The second most frequent treatment-emergent AE was diarrhoea, occurring in five (14.7%) patients. All cases were of mild severity and not considered related to aztreonam/avibactam or due to Clostridioides difficile infection. Thrombocytosis occurred in six (17.6%) patients who met predefined potentially clinically significant (PCS) criteria [platelets >1.5 × upper limit of normal (ULN) and >100% increase from baseline]. Possible alternative aetiologies were evident in five of these cases and no patient reported a thrombotic event.
Ten AEs considered to be treatment-related were reported in eight patients in Cohort 1 (seven AEs of ‘hepatic enzyme increased’, one of visual hallucinations, one of thrombocytosis and one of hepatitis) and two patients in Cohorts 2 and 3 (one AE each of ‘hepatic enzyme increased’).
Serious AEs (SAEs) were reported in a total of nine (26.5%) patients [Cohort 1, n = 4; Cohorts 2 and 3, n = 5 (Table 4)]. None was considered treatment-related.

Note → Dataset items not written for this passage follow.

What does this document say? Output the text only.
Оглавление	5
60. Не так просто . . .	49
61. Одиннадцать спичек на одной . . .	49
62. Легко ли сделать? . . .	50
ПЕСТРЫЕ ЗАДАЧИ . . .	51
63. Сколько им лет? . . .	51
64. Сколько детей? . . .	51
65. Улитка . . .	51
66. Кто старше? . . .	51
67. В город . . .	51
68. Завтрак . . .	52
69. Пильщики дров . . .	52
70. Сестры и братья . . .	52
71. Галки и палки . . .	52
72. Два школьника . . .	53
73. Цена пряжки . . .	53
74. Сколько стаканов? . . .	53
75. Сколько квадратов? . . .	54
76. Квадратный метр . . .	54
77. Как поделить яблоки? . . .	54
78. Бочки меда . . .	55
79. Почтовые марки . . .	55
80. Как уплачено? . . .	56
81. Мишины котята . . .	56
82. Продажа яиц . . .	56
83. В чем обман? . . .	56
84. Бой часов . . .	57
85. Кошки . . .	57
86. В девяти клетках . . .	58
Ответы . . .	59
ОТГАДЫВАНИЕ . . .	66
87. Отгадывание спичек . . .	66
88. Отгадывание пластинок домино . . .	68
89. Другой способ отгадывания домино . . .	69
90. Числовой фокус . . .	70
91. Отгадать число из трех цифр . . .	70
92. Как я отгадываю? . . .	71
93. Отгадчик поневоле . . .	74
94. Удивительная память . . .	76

Four patients (11.8%) were discontinued from the study drug owing to AEs, of which three were due to liver enzyme disorders (two of these were ‘hepatic enzyme increased’ and considered treatment-related and one was an event of hypertransaminasaemia that was assessed as being unrelated to the study drug). The fourth was a patient with worsening of kidney failure unrelated to the study drug.
PCS increases in ALT and/or AST (>3 × ULN and 100% change from baseline), based on laboratory assessment alone, were identified in six patients [17.6%; two patients in Cohort 1 (one patient with AE report of ‘hepatic enzyme increased’ and one with AE of hepatitis) and four in Cohorts 2 and 3 (one patient with AE of ‘hepatic enzyme increased’, one with an SAE of postoperative ileus, one with SAE of arterial injury and one with SAEs of acute pancreatitis and intra-abdominal haematoma and an AE of hypertransaminasaemia)]. The majority of increases resolved rapidly following discontinuation of treatment. However, for the patient with postoperative ileus, ALT levels remained 2 × ULN on Day 43 at an unscheduled visit after the LFU visit. The subject remained asymptomatic of hepatic injury throughout and the event did not require treatment. Two of the six patients with PCS increases in transaminases also experienced PCS increases in total bilirubin (>1.5 × ULN and 100% change from baseline). In both cases, alternative aetiologies were evident (thrombosis of left suprahepatic vein/hepatic artery injury and acute pancreatitis). There were no confirmed Hy’s law cases (definition of Hy’s criteria provided in Text S1).
No deaths occurred during the AE collection period defined in the protocol. Two fatal events were reported, one prior to the patient receiving study treatment and one which occurred 1 week after the LFU visit, when the patient was no longer taking part in the study. Both cases were assessed as not related to study treatment.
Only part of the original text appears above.